Eleito pelo pequeno PTN com apoio da UDN e de Carlos Lacerda, Jânio logo perdeu o apoio de ambos, pois agia de forma errática na política externa e na política econômica sem nem sequer consultar a liderança udenista no Congresso. 

Sua renúncia, já em 25 de agosto de 1961, levou o vice João Goulart à Presidência em meio à forte disputa pelo poder e à instabilidade.

Concorrendo pelo PRN, Fernando Collor contou com o apoio do PFL e de todo o espectro político conservador. Antes de sua renúncia, que se deu em 1992 após seu afastamento por um processo de impeachment, a aventura causou ainda mais estragos: além do trauma do confisco da poupança, levou à perda de 920 mil postos de trabalho e deixou a inflação na casa dos 1.200% ao ano.

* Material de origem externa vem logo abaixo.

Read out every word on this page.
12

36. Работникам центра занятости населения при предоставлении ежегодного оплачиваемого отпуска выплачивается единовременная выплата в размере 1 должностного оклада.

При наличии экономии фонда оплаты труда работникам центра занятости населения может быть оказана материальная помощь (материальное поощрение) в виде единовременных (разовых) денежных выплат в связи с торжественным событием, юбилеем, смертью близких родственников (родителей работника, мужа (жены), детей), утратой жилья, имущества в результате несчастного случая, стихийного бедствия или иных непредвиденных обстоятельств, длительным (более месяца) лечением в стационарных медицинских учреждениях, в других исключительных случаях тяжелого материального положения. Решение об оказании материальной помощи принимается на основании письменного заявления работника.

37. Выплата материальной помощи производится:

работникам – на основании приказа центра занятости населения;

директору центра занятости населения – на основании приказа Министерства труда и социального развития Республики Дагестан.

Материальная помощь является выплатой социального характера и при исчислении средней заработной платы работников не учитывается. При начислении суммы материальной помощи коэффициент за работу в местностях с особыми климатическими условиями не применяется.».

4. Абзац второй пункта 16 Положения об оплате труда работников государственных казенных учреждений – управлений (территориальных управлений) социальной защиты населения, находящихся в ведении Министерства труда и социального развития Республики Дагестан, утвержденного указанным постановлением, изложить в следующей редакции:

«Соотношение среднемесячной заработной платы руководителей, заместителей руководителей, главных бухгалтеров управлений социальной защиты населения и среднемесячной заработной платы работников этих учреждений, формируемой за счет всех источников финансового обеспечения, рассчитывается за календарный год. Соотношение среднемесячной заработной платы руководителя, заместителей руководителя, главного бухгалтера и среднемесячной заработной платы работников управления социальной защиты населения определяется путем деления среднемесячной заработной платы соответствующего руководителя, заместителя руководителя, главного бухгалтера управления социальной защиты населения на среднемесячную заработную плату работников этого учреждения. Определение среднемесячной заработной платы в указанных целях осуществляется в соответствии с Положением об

Não é apenas pela forte incerteza que permeia sua agenda econômica, portanto, que a agência de classificação de risco S&P acerta em considerar muito mais arriscada a eleição de Jair Bolsonaro do que a de Fernando Haddad para o cenário futuro do país. 

A eleição de um aventureiro com viés autoritário e nenhuma capacidade de articulação causaria um sismo de alta intensidade no já debilitado sistema político brasileiro. 

O PT e a esquerda, na oposição, podem até sair fortalecidos mais uma vez em meio ao caos. Mas o enterro da centro-direita pode também significar um golpe poderoso nas perspectivas futuras de um Brasil democrático, inclusivo e com instituições estáveis.